Nearly 375,000 bottles of a widely used antidepressant are being pulled from shelves across the United States, and for anyone who fills a monthly prescription for duloxetine, the news is jarring in that specific way pharmaceutical recalls always are — quiet, clinical, and yet somehow deeply personal. Breckenridge Pharmaceuticals, a New Jersey-based company, announced it is recalling both 30mg and 60mg versions of duloxetine delayed-release capsules, the generic form of Cymbalta. The drug is prescribed to millions of Americans managing depression, anxiety disorders, and chronic pain conditions like fibromyalgia.
The recall was initiated on June 4 and remains ongoing, covering multiple lot numbers distributed to pharmacies nationwide. The culprit is a compound called N-nitroso-duloxetine, a member of the nitrosamine family. If that name sounds familiar, it should. Nitrosamines are the same class of contaminants that triggered sweeping recalls of blood pressure medications a few years ago, and later, of Zantac, the once-ubiquitous heartburn drug that ultimately vanished from the market entirely. Classified as probable human carcinogens, nitrosamines don’t cause immediate harm — the concern is cumulative, the kind of risk that builds quietly over months or years of repeated exposure above safe thresholds.

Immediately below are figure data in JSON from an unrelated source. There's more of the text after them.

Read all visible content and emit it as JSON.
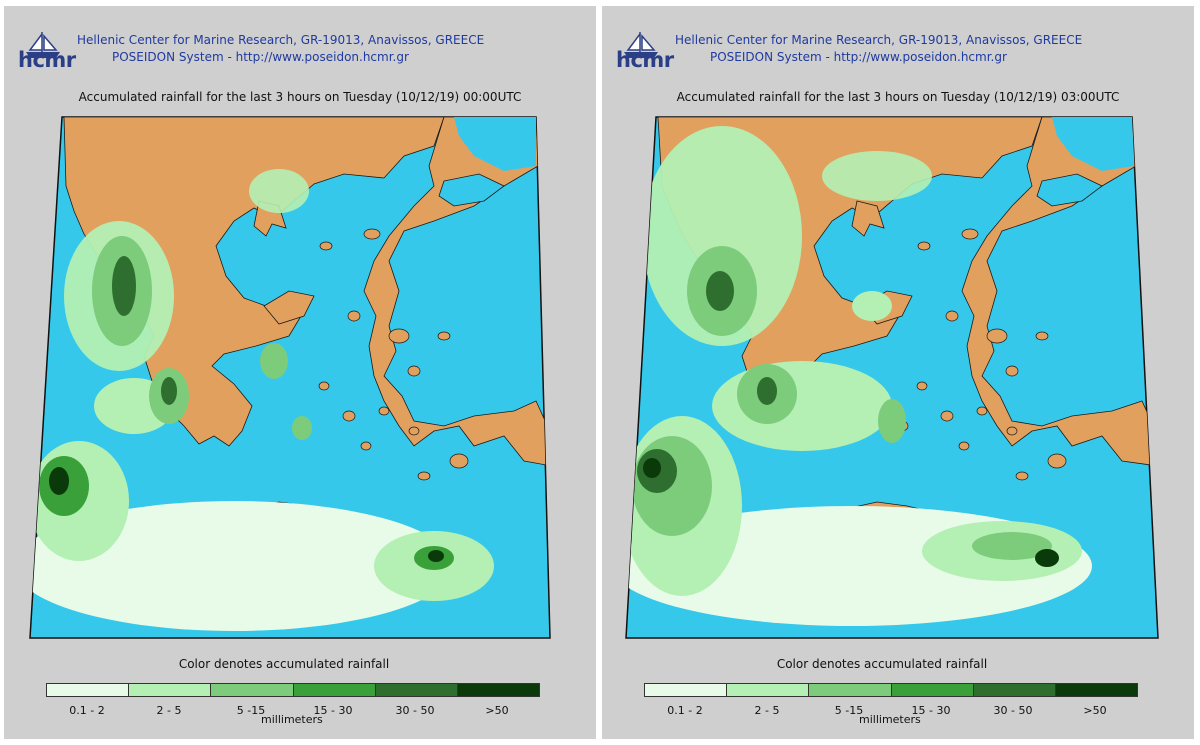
{
  "colors": {
    "panel_bg": "#cfcfcf",
    "sea": "#36c8ea",
    "land": "#e2a05f",
    "coast": "#1a1a1a",
    "scale": [
      "#e8fbe8",
      "#b4f0b4",
      "#7ccc7c",
      "#3aa03a",
      "#2e6e2e",
      "#0a3a0a"
    ]
  },
  "panels": [
    {
      "logo_text": "hcmr",
      "header_line1": "Hellenic Center for Marine Research, GR-19013, Anavissos, GREECE",
      "header_line2": "POSEIDON System - http://www.poseidon.hcmr.gr",
      "title": "Accumulated rainfall for the last 3 hours on Tuesday (10/12/19) 00:00UTC",
      "legend_title": "Color denotes accumulated rainfall",
      "legend_unit": "millimeters",
      "legend_labels": [
        "0.1 - 2",
        "2 - 5",
        "5 -15",
        "15 - 30",
        "30 - 50",
        ">50"
      ]
    },
    {
      "logo_text": "hcmr",
      "header_line1": "Hellenic Center for Marine Research, GR-19013, Anavissos, GREECE",
      "header_line2": "POSEIDON System - http://www.poseidon.hcmr.gr",
      "title": "Accumulated rainfall for the last 3 hours on Tuesday (10/12/19) 03:00UTC",
      "legend_title": "Color denotes accumulated rainfall",
      "legend_unit": "millimeters",
      "legend_labels": [
        "0.1 - 2",
        "2 - 5",
        "5 -15",
        "15 - 30",
        "30 - 50",
        ">50"
      ]
    }
  ]
}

The FDA found levels of the compound in tested capsules that exceeded what the agency considers acceptable. The specific lots affected include 30mg capsules with lot code 241180C and an expiration date of April 2027. On the 60mg side, two lots are involved: lot number 230286C expiring February 2026, and lot number 24072lC expiring February 2027. Patients holding bottles from any of these lots are being urged to contact their doctor or pharmacist — not to simply stop taking the medication on their own.
That last point matters more than it might seem. Duloxetine is an SNRI, a type of antidepressant that, when stopped abruptly, can cause what clinicians call discontinuation syndrome — dizziness, nausea, electric shock-like sensations sometimes described as “brain zaps,” and a return of the very symptoms the drug was managing. The recall creates a real bind for patients: the pills may carry elevated cancer risk, but stopping cold carries its own immediate consequences. It’s the kind of situation that exposes a gap in how recalls communicate urgency to people who are, by definition, managing vulnerable health conditions.

The pills themselves were manufactured in Spain by Towa Pharmaceutical Europe before being distributed in the U.S. by Breckenridge. That detail matters in the broader conversation about generic drug supply chains — a conversation the pharmaceutical industry has been quietly having for years, accelerated by COVID-era shortages and a growing awareness that much of what Americans swallow each day is made abroad, inspected at distance, and trusted through paperwork as much as direct oversight. The FDA has designated this a Class II recall, meaning the agency believes the product “may cause temporary or medically reversible adverse health consequences.” It’s a step below the most severe classification, which offers some reassurance — but only modest.
The honest read here is that regulators don’t yet fully understand the long-term cancer implications of intermittent nitrosamine exposure at these levels. That uncertainty is uncomfortable, and it’s probably fair to sit with it rather than smooth it over. Healthcare providers and pharmacists are being asked to check inventory against the affected lot numbers and follow FDA guidance on returning or disposing of the recalled product. For patients, the immediate step is simple enough: check the bottle, call the pharmacy, and don’t make any medication changes without talking to a doctor first.